Ingress-nginx have extended timeout annotation

annotations:
    ingress.kubernetes.io/proxy-body-size: 100M
    kubernetes.io/ingress.class: "nginx"
    ingress.kubernetes.io/app-root: "/"
    nginx.ingress.kubernetes.io/proxy-connect-timeout: "3600"
    nginx.ingress.kubernetes.io/proxy-read-timeout: "3600"
    nginx.ingress.kubernetes.io/proxy-send-timeout: "3600"

in logs:


level=error msg="read message err: websocket: close 1006 (abnormal closure): unexpected EOF"
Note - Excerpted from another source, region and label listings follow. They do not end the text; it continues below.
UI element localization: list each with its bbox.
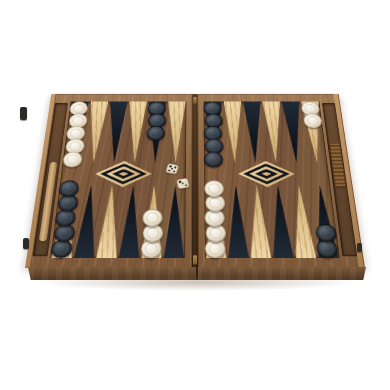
point-7[interactable] [163,185,186,258]
playing-field-right [204,101,340,258]
black-checker[interactable] [316,240,339,259]
white-checker[interactable] [206,195,226,212]
point-8[interactable] [140,185,165,258]
white-checker[interactable] [142,224,163,242]
white-checker[interactable] [62,152,83,168]
hinge-icon [193,97,196,104]
latch-clasp-icon[interactable] [20,107,27,120]
black-checker[interactable] [51,240,74,259]
black-checker[interactable] [54,224,76,242]
diamond-inlay-icon [238,161,297,187]
white-checker[interactable] [205,180,225,197]
point-6[interactable] [204,185,227,258]
backgammon-board [25,94,365,268]
points-row-top-right [204,101,328,163]
black-checker[interactable] [55,209,77,227]
points-row-top-left [63,101,187,163]
point-19[interactable] [204,101,225,163]
latch-clasp-icon[interactable] [23,238,29,249]
white-checker[interactable] [205,240,226,259]
ground-shadow [34,277,360,291]
points-row-bottom-left [50,185,185,258]
black-checker[interactable] [146,126,165,141]
open-case [25,94,365,268]
black-checker[interactable] [315,224,338,242]
board-half-left [25,94,192,268]
white-checker[interactable] [140,240,161,259]
die-1[interactable] [165,164,178,175]
point-17[interactable] [145,101,167,163]
black-checker[interactable] [59,180,81,197]
diamond-inlay-icon [94,161,153,187]
white-checker[interactable] [205,209,225,227]
white-checker[interactable] [303,114,323,128]
latch-clasp-icon[interactable] [357,243,362,252]
board-half-right [198,94,365,268]
hinge-icon [193,255,197,264]
backgammon-set-photo: Wooden backgammon set, open case, standa… [0,0,390,390]
black-checker[interactable] [58,195,80,212]
black-checker[interactable] [204,152,223,168]
points-row-bottom-right [204,185,339,258]
white-checker[interactable] [206,224,227,242]
point-18[interactable] [165,101,186,163]
white-checker[interactable] [142,209,163,227]
tray-wood-block[interactable] [329,143,346,187]
playing-field-left [50,101,186,258]
die-2[interactable] [176,178,189,189]
game-caption: Wooden backgammon set, open case, standa… [0,0,1,1]
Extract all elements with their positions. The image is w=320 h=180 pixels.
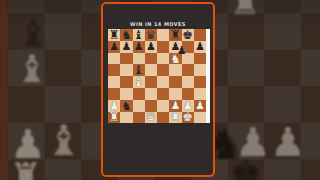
piece-white-k-g1: ♚ [182, 112, 194, 124]
square-h4 [194, 76, 206, 88]
background-bishop-silhouette: ♝ [15, 50, 49, 88]
piece-black-p-a7: ♟ [108, 41, 120, 53]
background-left-strip [0, 0, 7, 180]
square-h6 [194, 53, 206, 65]
square-b3 [120, 88, 132, 100]
piece-white-b-c4: ♝ [133, 76, 145, 88]
square-a1: ♜ [108, 112, 120, 124]
square-a6 [108, 53, 120, 65]
square-e1 [157, 112, 169, 124]
piece-white-p-h2: ♟ [194, 100, 206, 112]
square-b4 [120, 76, 132, 88]
square-a5 [108, 64, 120, 76]
puzzle-title: WIN IN 14 MOVES [103, 21, 213, 27]
square-c2 [133, 100, 145, 112]
square-a3 [108, 88, 120, 100]
piece-black-p-c7: ♟ [133, 41, 145, 53]
video-frame[interactable]: WIN IN 14 MOVES ♜♞♝♛♜♚♟♟♟♟♟♟♟♞♝♝♟♞♟♟♟♜♛♜… [101, 2, 215, 177]
square-h1 [194, 112, 206, 124]
square-d1: ♛ [145, 112, 157, 124]
square-d5 [145, 64, 157, 76]
square-g5 [182, 64, 194, 76]
background-rook-silhouette: ♜ [9, 158, 43, 180]
background-king-silhouette: ♚ [230, 156, 262, 180]
square-e7 [157, 41, 169, 53]
square-c7: ♟ [133, 41, 145, 53]
square-g8: ♚ [182, 29, 194, 41]
square-b2: ♞ [120, 100, 132, 112]
square-h5 [194, 64, 206, 76]
square-e8 [157, 29, 169, 41]
square-b7: ♟ [120, 41, 132, 53]
square-f1: ♜ [169, 112, 181, 124]
square-d6 [145, 53, 157, 65]
square-d3 [145, 88, 157, 100]
square-e3 [157, 88, 169, 100]
square-a4 [108, 76, 120, 88]
shorts-video-background: ♝♝♟♝♜♟♟♞♚♜ WIN IN 14 MOVES ♜♞♝♛♜♚♟♟♟♟♟♟♟… [0, 0, 320, 180]
square-h2: ♟ [194, 100, 206, 112]
square-d4 [145, 76, 157, 88]
square-c3 [133, 88, 145, 100]
piece-white-r-f1: ♜ [169, 112, 181, 124]
background-bishop-silhouette: ♝ [45, 120, 83, 162]
background-pawn-silhouette: ♟ [270, 122, 306, 162]
background-rook-silhouette: ♜ [229, 0, 261, 20]
square-g4 [182, 76, 194, 88]
piece-black-p-b7: ♟ [120, 41, 132, 53]
piece-black-p-d7: ♟ [145, 41, 157, 53]
chess-board: ♜♞♝♛♜♚♟♟♟♟♟♟♟♞♝♝♟♞♟♟♟♜♛♜♚ [108, 29, 206, 123]
square-d7: ♟ [145, 41, 157, 53]
square-g1: ♚ [182, 112, 194, 124]
piece-white-r-a1: ♜ [108, 112, 120, 124]
board-side-panel [206, 29, 210, 123]
square-a7: ♟ [108, 41, 120, 53]
piece-black-n-b2: ♞ [120, 100, 132, 112]
square-h7: ♟ [194, 41, 206, 53]
square-f3 [169, 88, 181, 100]
square-c1 [133, 112, 145, 124]
square-b5 [120, 64, 132, 76]
square-e2 [157, 100, 169, 112]
square-e4 [157, 76, 169, 88]
piece-black-p-g7: ♟ [176, 45, 188, 57]
square-f4 [169, 76, 181, 88]
square-c4: ♝ [133, 76, 145, 88]
square-e5 [157, 64, 169, 76]
square-b6 [120, 53, 132, 65]
square-g7: ♟ [182, 41, 194, 53]
piece-white-q-d1: ♛ [145, 112, 157, 124]
square-f5 [169, 64, 181, 76]
piece-black-k-g8: ♚ [182, 29, 194, 41]
square-b1 [120, 112, 132, 124]
square-h3 [194, 88, 206, 100]
square-e6 [157, 53, 169, 65]
piece-black-p-h7: ♟ [194, 41, 206, 53]
square-g3 [182, 88, 194, 100]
level=info msg="finished unary call with code Unauthenticated" error="rpc error: code = Unauthenticated desc = no session information" grpc.code=Unauthenticated grpc.method=List grpc.service=application.ApplicationService grpc.start_time="2023-10-19T13:12:29Z" grpc.time_ms=24.735 span.kind=server system=grpc

Argocd-server with Oauth2 integration with Keycloak: other UI-elements works as expected

bravosierrasierra commented 10 months ago

found merged MR https://github.com/argoproj/argo-cd/pull/14192 for terminal keepalive. Enabled websocket tracing (https://developer.chrome.com/blog/new-in-devtools-74/#binary) and dont see any pings in websocket messages image

bravosierrasierra commented 10 months ago

Same problem is here. Upgrade to 2.8.4 nothing changed.

Problem appeared after kubernetes upgrade from 1.22 with cilium to 1.25 with cilium on same cloud provider. Disabling network policies nothing changed.

my problem was containerd, restarted every minute via mistake cron job. Sorry for my mistake.